Study Finds Hounds Heal Hearts

Feb. 19, 2006 — -- Nico the Shih-Tzu and Kolya the Great Pyrenees make the rounds at the UCLA Medical Center.

For the sickest patients, like Elizabeth Pratt, who had a heart transplant three years ago and now is back in the hospital, the dogs may not only lighten moods. They may also help mend bodies.

"He knows who the sickest patients are and just zones right in on them," said Kolya's owner, Betty Walsh.

Researchers at the hospital studied the effects of dog therapy on nearly 80 heart patients. They inserted a long catheter into the heart to measure a change in stress levels before and after the dog visits. After just 12 minutes with the dogs, the patients improved.

"The results of the study validated what we thought to be true all along and what we could see with our own eyes but we just didn't have it tangible," said Kathie Cole, a cardiac nurse at UCLA.

Richard Allred is being evaluated as a transplant candidate and also spends time with the 135-pound Koyla.

"I was looking forward to it, but I could not imagine a dog this size coming to visit me," he said. "This dog is huge!"

'The Dogs Keep Our Hearts Alive'

The researchers found that anxiety levels fell 24 percent and stress hormone rates fell 17 percent.
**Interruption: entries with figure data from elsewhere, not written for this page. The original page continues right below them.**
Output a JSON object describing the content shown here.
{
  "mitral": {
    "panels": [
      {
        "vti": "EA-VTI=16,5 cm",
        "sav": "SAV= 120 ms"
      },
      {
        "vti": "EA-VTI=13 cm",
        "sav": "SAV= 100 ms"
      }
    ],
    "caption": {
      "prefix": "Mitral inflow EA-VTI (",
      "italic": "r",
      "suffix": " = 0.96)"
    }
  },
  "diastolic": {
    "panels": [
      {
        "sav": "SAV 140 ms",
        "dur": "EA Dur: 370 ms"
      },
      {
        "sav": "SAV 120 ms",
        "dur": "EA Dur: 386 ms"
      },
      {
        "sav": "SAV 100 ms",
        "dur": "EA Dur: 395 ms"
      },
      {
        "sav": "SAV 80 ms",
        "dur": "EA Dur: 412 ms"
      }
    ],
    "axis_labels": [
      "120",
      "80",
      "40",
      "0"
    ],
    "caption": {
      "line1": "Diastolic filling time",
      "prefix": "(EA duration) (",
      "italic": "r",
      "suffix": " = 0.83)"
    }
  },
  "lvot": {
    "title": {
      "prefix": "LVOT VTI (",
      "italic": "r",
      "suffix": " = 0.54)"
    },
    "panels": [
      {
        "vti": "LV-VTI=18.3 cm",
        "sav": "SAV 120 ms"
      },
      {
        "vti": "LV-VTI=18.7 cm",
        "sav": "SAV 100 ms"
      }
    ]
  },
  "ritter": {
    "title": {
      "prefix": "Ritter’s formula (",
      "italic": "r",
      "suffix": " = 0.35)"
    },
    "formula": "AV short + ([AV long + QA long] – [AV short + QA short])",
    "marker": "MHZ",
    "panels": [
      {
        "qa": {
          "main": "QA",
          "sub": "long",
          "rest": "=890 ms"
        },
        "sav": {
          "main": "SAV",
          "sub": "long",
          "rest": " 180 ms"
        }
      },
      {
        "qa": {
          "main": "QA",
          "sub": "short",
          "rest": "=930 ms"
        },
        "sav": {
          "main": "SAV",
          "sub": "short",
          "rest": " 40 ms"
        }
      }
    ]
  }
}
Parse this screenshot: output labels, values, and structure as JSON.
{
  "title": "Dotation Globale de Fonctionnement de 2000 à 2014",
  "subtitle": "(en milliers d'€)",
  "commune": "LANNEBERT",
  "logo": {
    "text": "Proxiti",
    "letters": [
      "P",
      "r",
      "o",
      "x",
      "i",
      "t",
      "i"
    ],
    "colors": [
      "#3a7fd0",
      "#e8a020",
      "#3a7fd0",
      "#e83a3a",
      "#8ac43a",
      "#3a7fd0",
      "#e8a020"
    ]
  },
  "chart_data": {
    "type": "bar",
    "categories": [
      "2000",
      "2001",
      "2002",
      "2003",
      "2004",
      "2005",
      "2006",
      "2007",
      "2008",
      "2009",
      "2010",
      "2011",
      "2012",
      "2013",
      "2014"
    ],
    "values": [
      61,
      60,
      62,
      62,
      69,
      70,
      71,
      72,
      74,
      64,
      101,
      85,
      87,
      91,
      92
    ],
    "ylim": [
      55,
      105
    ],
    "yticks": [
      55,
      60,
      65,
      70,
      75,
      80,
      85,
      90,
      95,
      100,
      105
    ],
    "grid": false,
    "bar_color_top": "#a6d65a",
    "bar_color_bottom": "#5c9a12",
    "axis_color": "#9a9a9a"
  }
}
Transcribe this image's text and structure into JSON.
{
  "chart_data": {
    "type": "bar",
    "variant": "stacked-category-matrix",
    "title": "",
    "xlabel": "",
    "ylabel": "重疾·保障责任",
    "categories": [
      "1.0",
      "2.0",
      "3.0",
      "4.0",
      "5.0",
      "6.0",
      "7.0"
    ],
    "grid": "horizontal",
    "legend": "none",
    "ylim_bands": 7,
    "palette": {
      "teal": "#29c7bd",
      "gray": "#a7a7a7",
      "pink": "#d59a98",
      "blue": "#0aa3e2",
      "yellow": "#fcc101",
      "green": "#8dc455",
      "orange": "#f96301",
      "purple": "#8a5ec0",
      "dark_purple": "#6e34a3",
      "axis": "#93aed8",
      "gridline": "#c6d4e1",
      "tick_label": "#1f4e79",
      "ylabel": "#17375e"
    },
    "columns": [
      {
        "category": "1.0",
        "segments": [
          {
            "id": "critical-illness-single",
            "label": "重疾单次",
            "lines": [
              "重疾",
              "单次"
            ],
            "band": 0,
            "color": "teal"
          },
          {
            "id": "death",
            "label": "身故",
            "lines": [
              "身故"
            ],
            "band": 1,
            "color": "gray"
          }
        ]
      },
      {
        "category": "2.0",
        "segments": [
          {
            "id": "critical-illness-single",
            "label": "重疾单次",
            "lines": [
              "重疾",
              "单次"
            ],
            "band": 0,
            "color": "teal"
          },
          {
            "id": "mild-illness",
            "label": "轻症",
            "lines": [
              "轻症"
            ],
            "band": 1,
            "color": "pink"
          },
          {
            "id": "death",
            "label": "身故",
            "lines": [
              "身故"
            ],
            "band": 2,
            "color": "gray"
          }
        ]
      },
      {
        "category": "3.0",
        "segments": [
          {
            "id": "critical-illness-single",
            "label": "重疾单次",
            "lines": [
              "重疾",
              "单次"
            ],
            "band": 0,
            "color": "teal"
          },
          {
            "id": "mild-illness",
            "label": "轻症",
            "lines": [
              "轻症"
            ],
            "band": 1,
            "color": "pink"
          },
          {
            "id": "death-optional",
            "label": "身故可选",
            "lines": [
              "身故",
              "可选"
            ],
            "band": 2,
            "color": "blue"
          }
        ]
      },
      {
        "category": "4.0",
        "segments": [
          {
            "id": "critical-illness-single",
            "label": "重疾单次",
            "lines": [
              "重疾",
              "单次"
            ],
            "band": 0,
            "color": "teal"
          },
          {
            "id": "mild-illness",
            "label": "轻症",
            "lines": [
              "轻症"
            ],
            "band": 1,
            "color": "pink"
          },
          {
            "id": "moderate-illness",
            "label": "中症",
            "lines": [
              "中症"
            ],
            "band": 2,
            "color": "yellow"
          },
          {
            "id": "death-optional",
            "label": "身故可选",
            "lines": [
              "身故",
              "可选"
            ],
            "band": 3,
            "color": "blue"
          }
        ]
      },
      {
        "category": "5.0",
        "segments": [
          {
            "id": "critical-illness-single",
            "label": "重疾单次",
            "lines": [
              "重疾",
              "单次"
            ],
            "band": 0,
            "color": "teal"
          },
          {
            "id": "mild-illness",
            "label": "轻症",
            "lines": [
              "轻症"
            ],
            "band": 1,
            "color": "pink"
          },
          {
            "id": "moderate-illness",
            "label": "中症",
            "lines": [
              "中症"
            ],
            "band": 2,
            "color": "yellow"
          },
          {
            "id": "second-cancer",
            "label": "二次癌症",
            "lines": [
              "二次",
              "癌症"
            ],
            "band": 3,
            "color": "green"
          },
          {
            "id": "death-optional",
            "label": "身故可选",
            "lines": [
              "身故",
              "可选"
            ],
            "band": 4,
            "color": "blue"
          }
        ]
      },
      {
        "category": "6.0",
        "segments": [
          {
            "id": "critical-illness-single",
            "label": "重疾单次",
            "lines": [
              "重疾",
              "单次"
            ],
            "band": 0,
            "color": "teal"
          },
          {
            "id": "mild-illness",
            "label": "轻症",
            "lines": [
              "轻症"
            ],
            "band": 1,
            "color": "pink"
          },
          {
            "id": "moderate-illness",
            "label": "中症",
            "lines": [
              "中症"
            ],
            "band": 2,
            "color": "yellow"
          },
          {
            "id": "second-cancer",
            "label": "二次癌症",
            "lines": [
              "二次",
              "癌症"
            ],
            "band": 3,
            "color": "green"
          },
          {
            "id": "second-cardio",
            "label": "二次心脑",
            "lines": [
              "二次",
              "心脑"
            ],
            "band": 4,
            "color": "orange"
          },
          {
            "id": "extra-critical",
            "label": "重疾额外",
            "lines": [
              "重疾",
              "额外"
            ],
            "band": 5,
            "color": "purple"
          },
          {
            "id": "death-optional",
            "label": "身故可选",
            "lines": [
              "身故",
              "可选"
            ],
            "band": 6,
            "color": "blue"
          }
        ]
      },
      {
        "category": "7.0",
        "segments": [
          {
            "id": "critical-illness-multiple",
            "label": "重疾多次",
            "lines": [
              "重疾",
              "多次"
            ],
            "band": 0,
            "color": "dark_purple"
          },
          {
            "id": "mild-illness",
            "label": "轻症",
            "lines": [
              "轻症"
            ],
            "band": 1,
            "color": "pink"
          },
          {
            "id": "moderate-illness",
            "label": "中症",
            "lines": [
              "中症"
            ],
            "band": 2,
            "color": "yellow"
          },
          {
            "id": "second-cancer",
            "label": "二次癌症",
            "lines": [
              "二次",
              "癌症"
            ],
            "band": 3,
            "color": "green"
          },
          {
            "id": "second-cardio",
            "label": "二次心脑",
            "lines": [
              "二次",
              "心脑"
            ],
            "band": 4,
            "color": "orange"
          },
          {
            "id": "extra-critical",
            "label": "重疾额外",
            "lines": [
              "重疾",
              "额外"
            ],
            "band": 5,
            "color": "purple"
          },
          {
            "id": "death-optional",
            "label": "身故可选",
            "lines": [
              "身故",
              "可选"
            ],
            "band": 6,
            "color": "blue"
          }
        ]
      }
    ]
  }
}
Pulmonary pressures dropped 10 percent.

"It means that the patients will have less trouble breathing, will have a better prognosis," said Dr. Joshua Goldhaber, director of the hospital's coronary care unit. "Those are the key things from a patient's perspective -- plus they'll feel better mentally."

The researchers also found that dogs may even help slow the progression of heart disease.

Dr. George Dennish, a San Diego cardiologist recommends that his patients own some sort of pet.

"It takes a little bit of probing to find out whether they are going to respond well, but in certain cases I've gone ahead and actually recommended that they get a pet," he said.

Animals may provide a bedside manner that nurses and doctors cannot.

"What the docs do is keep us alive physically with the drugs and whatever else we have to take," Pratt said. "But the dogs keep our hearts alive."